Je t’avouerai, mon cher Isaac, que, si j’avois été chargé du ministère de France dans le commencement de cette affaire, j’en eusse prévu les suites, & je les eusse évitées. Les Vénitiens, dont tu connois le génie politique, reçoivent souvent de ces écrits pontificaux, & les renferment, sans les lire, dans un coffre, où il y en a déjà nombre d’autres, & qui sert toujours au même usage.

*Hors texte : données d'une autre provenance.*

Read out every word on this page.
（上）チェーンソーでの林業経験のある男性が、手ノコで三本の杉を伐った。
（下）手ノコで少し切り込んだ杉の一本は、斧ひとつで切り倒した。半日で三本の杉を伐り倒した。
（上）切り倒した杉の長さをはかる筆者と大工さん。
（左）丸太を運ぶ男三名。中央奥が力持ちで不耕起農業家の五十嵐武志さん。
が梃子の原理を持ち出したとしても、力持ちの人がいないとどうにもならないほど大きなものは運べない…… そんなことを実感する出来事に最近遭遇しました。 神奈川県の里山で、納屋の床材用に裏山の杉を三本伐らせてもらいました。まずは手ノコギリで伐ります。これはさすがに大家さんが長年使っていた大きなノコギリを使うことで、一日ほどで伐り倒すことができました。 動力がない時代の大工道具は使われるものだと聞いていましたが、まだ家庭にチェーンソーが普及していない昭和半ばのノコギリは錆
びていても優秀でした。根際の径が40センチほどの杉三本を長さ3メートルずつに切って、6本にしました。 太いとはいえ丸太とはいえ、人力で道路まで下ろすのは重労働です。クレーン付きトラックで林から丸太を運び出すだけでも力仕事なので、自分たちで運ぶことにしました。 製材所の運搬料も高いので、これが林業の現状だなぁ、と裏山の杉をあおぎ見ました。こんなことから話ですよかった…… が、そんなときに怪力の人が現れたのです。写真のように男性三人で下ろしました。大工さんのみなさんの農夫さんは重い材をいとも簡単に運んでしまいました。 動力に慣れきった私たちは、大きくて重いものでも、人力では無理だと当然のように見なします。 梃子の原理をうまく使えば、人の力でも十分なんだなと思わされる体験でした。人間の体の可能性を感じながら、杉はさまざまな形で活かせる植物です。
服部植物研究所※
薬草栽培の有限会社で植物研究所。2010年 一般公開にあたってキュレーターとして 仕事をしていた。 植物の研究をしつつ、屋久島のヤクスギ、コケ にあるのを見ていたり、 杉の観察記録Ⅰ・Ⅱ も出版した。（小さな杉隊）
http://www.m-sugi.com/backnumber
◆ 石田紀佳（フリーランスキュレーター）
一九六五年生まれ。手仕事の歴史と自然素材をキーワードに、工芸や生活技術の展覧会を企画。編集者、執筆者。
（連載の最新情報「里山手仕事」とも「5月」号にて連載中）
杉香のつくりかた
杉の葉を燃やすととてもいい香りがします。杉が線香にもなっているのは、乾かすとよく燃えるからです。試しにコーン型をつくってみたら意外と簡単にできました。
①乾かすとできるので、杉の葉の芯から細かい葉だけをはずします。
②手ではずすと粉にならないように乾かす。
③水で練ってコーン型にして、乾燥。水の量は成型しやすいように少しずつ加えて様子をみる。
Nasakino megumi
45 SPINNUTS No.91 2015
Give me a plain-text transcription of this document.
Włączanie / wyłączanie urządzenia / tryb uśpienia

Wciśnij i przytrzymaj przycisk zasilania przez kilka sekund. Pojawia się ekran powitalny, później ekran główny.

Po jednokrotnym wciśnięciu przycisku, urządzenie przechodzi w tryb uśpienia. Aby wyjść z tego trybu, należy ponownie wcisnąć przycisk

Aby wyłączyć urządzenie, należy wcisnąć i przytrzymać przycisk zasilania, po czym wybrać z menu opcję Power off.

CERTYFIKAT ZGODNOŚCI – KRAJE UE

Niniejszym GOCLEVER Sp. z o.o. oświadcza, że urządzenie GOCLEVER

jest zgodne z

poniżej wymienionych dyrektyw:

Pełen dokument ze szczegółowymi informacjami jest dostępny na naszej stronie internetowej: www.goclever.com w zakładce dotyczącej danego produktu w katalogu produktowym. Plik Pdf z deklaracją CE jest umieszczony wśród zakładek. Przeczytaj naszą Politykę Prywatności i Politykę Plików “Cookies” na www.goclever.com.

Il eût été prudent de tenir la même conduite. Mais lorsque le souverain s’étoit déclaré, qu’il vouloit que cet écrit fût reçu, & qu’il regardoit comme ennemis de l’état ceux qui le refusoient, la désobéissance des sujets devenoit un crime. Le bien public, la tranquillité, le repos de la patrie, exigeoient d’eux cette complaisance.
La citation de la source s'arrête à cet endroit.